Letter to the Editor: African migrants being auctioned in Libya
And Now African Migrants Auctioned in Libya. What’s Next?
Over the last few days, my phone got filled with video footages, showing African migrants detained in Libyan concentration camps, where they’ve been auctioned for daily labor, beaten, and worked to death. One video shows an African migrant lain on his stomach on a single bed, legs tied at the ankles with a rope, arms tied around his back. Bleeding immensely from torture, he can barely murmur a word to beg a respite. His abductor, a Caucasian, yells at him in a mix of broken English and Spanish, “look in the camera!” Thus, telling him to ask his relatives back in Africa, watching the scene live, to send money to ransom him, or else he would be slaughtered.

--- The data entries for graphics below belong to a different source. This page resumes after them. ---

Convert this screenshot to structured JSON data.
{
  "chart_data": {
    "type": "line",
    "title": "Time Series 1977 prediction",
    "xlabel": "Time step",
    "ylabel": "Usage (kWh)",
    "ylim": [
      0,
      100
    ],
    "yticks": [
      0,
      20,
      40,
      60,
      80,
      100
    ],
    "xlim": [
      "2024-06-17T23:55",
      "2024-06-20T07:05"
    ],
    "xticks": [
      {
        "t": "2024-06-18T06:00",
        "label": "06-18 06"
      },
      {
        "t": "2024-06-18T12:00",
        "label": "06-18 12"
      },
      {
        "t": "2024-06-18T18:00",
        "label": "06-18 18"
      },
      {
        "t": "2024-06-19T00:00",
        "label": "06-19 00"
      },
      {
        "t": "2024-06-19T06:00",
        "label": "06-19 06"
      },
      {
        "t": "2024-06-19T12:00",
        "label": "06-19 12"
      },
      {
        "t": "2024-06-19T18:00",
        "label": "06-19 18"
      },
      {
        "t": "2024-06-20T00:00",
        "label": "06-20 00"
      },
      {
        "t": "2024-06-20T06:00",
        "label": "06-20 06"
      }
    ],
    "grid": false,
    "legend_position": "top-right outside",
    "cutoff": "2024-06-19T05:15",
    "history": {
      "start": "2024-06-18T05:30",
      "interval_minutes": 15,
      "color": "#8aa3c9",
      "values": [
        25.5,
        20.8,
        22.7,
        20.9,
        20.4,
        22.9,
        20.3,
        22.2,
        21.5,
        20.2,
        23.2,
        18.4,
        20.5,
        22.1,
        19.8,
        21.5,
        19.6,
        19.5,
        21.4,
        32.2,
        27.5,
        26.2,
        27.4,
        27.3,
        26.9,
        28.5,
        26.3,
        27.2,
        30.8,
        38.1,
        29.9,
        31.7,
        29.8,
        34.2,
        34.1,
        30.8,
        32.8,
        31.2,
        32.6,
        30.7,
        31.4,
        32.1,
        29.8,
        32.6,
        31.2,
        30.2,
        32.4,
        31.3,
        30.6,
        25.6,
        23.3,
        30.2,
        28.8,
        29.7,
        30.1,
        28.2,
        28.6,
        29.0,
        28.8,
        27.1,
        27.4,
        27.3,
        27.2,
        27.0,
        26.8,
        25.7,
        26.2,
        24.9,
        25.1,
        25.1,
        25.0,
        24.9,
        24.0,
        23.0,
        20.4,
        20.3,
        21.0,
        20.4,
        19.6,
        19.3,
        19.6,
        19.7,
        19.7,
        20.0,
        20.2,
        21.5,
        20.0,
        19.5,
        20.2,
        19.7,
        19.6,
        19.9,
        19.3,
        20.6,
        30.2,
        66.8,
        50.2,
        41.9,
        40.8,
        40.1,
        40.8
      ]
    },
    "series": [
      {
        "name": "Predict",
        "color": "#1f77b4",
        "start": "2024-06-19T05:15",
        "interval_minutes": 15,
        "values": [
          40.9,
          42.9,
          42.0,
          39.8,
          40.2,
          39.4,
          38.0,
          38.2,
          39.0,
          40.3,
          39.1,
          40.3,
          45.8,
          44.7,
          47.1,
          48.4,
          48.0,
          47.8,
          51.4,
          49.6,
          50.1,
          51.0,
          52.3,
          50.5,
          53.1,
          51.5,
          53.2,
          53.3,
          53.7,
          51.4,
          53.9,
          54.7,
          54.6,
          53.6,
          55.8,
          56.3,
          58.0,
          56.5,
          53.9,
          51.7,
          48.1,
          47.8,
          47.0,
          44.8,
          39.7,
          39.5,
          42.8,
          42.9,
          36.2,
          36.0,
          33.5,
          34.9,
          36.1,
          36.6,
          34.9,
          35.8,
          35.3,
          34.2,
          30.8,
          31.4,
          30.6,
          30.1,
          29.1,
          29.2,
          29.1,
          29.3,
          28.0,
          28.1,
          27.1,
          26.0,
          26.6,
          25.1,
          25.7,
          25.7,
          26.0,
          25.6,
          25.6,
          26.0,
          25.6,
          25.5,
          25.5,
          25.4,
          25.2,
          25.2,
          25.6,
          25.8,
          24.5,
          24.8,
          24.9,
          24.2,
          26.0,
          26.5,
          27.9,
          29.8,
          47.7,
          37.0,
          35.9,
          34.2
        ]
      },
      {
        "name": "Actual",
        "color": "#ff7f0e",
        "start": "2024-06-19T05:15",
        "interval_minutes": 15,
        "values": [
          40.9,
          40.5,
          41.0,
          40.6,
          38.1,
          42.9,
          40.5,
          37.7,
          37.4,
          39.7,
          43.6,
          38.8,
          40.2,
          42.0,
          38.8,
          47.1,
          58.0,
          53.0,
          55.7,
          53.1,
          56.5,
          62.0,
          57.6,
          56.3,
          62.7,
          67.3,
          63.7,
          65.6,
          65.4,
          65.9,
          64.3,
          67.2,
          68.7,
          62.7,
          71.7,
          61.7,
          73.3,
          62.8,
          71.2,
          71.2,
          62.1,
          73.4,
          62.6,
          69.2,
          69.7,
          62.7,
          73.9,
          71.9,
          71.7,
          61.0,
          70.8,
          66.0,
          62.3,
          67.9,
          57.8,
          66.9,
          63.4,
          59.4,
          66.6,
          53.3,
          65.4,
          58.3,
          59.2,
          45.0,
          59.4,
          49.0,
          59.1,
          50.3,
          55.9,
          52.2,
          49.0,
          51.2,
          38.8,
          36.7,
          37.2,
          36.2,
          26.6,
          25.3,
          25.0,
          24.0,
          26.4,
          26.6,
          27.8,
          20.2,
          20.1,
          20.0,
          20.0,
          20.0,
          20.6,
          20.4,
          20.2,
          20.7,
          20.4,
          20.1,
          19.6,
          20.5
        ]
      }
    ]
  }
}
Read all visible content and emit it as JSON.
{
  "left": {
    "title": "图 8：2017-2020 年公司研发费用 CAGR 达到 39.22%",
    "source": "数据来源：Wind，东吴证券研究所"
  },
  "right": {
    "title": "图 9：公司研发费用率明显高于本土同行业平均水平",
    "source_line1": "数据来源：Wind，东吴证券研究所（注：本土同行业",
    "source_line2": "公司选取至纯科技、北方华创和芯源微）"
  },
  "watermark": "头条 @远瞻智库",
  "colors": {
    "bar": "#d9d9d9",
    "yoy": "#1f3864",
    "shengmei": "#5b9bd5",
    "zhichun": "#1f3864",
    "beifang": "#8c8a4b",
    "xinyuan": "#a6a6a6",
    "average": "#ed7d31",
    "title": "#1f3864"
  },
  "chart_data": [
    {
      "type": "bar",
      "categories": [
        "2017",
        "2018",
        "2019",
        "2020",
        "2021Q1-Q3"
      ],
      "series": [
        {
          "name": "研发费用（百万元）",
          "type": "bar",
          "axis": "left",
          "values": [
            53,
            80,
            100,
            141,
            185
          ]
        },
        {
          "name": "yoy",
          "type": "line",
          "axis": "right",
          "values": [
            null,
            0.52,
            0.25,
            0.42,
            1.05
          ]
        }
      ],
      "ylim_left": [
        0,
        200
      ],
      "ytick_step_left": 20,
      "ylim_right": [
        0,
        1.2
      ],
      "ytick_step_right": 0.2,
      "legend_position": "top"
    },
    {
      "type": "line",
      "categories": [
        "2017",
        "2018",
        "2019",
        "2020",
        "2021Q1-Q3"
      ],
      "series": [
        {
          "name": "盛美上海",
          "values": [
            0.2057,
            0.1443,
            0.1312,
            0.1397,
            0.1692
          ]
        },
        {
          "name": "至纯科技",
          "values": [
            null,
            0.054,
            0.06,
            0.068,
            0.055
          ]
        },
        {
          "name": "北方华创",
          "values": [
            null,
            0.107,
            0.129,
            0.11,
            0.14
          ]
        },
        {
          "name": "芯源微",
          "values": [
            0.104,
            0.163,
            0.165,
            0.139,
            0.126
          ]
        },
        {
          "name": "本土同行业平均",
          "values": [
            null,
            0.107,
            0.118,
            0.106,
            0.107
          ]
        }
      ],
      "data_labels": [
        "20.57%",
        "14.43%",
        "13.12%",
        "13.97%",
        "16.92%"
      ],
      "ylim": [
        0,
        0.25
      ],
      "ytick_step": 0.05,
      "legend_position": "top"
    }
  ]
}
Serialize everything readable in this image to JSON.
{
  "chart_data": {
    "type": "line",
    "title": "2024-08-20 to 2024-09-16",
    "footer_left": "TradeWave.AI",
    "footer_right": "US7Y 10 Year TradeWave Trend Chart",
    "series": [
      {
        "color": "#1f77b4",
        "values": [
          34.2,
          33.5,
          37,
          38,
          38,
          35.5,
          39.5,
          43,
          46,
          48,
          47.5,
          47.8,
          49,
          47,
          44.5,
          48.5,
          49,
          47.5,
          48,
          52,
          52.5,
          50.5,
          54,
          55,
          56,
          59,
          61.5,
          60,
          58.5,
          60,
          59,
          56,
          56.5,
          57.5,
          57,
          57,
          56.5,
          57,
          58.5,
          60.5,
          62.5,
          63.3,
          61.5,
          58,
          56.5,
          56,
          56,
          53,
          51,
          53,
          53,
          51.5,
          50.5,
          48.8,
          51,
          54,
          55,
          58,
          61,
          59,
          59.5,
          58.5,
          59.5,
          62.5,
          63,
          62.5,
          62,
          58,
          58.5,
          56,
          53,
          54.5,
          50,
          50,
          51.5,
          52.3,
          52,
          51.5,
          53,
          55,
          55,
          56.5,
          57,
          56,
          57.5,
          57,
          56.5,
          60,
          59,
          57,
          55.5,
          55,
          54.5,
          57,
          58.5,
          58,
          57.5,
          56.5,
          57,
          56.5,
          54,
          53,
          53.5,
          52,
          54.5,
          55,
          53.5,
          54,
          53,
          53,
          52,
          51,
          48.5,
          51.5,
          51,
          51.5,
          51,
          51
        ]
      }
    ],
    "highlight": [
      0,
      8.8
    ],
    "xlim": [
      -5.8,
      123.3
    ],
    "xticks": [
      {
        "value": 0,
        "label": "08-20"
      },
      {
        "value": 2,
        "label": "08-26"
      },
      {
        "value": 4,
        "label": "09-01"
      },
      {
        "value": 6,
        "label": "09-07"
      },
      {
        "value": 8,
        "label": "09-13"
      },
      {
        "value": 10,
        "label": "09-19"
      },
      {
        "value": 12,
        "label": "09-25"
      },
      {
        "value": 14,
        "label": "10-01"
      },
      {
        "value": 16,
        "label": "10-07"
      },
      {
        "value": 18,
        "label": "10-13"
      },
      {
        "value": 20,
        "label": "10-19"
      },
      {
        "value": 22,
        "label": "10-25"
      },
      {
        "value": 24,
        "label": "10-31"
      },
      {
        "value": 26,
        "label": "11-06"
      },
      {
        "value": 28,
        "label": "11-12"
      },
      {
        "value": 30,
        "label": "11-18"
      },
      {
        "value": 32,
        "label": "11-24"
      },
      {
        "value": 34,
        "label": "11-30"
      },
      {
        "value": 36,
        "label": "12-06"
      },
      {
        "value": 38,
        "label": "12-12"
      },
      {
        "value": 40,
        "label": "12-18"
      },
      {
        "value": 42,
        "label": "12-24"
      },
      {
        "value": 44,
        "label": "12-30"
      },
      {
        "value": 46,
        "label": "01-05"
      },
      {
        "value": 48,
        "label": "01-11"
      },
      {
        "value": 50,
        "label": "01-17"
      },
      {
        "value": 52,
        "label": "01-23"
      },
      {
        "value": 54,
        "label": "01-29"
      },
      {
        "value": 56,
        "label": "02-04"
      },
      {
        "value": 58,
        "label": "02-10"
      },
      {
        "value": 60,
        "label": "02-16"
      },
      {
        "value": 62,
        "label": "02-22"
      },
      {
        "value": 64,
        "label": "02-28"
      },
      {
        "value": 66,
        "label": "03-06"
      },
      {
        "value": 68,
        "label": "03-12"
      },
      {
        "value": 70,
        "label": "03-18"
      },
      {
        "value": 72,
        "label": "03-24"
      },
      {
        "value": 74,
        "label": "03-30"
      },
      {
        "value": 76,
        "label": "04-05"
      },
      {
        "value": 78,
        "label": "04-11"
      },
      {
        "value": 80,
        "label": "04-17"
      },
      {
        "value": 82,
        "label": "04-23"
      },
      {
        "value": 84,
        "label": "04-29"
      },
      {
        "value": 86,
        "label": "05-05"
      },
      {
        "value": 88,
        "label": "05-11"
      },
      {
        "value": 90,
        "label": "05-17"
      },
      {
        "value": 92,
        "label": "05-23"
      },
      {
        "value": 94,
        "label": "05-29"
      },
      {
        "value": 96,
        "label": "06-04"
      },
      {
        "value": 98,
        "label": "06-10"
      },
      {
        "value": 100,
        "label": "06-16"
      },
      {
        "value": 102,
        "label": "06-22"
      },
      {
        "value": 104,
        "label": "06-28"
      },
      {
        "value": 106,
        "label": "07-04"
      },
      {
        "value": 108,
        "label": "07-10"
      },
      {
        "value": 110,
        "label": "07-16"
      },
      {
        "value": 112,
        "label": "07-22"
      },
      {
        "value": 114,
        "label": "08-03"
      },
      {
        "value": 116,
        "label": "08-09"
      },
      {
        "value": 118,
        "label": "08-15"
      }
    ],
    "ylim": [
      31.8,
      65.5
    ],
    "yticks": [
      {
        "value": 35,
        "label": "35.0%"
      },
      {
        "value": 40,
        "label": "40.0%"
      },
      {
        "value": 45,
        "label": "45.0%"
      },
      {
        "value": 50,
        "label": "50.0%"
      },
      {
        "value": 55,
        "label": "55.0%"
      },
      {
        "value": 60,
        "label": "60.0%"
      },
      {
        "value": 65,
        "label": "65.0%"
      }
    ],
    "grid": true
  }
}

Such scenes have been happening recently in coastal Libya, and some have called it “modern slavery.”
Sites of concentration camps in coastal Lybia. (From France 2 TV’s report, “Esclavage et vente de Noirs en Lybie”).
Many such videos landed on Facebook, but most of what reached my phone came via WhatsApp. That’s because, like many Senegalese immigrants in the US, I am part of transnational WhatsApp groups created as networking platforms to connect Senegalese in Europe, Africa, and the Americas with home (Senegal). Members of these groups have been very alarmed with the horrendous torture of Africans in Libya, not just because they’re reminded of their vulnerability as immigrants, but also because their own people subjected to utmost abjection.
A migrant being massaged after 6-month torture by Libyan abductors (From France 2 TV’s report, “Esclavage et vente de Noirs en Lybie”).
On Nov. 19, a CNN report, showing evidence of black people auctioned in Tripoli, triggered a protest among African immigrants in front of Libya’s embassy in France. In a statement issued after the rally, Chairman of the African Union Commission, Moussa Faki Mahamat, called the auctions “despicable” and resolved to “dispatch an envoy to Libya for consultations with the Government of Libya and other stakeholders.” Several African governments have summoned Libyan ambassadors in their respective countries and urged for an official investigation.
What’s going on in Libya today is indeed beyond qualification! The world watches its darkest history episode repeat. The auctioning of black bodies in coastal Libya reminds of slavery, the scars of which still fresh in the Black-Atlantic consciousness. Slavery, as a once legalized commodification of the black body, was driven by a thirst for capital. A capital constituting, in a sad way, the financial tapestry of our modern market economy. Today, the same global-scale capitalist rush for profit – and its ensuing (geo)political hypocrisies – have degenerated into Nato-led chaotic post-Qaddafi Libya, where de facto statelessness makes permissible barbarities like human auctioning.
While Libya’s modern-slavery episode is quite unprecedented in pattern, its real causes are not. They are what had originated and sustained the ignominious triangular trade a few centuries ago: The cannibalistic exploitation of Africa, its resources, and people by Western imperialist governments. This exploitation has taken neocolonial forms today, effected through collaboration with Africa’s patrimonialist regimes. Consequence: desperate young Africans flee their conflict-ridden and starved homelands towards an imaginary Eldorado where, now, they’re unwanted. On their way, they even face a deadly trap set against them by the same European predator.
A recent New York Times report reads, “The Italian government reportedly began paying the warlords controlling Libya’s coast to curb the flow of migrants earlier this year.” Like slave overseers in the plantation, Libyan warlords used all sort of violence, not just to force off immigration flux, but also to extort money from their negro-African preys. By last August alone, “the arrivals of migrants in Italy fell 85 percent.”
Such allegations against Italy are serious! They provide ground for questioning how European government decisions may have led directly to the killing and enslaving of Africans in Libya.
Mostly because the so-called “illegal” African migration by sea or by land – via the Atlantic Ocean or the Sahara Desert – is not new. In West Africa, for example, it dates back, at least, to the mid-1990s, when candidates from Senegal, Guinea, etc., on-board rickety fishing boats, floated the Atlantic towards mainland Spain, transiting via the Canary Islands.
Transaharan Migration routes toward the Libya transit point (From France 2 TV’s report, “Esclavage et vente de Noirs en Lybie”).
Between 2005 and 2007, over 50,000 Senegalese boat migrants had reached Spain, although more than 4,065 got deported back. Libya – as well as Morocco, Mauritania, Algeria, etc. – had always been their transit points. But never did we witness the capture and auctioning of black African emigrants, although negrophobia has been rampant in that part of the continent. With this history in the background, the allegation against Italy must be taken seriously. Any direct roles that Italy – or France, Spain – may have in these Libya crimes need investigated and measures effectively taken.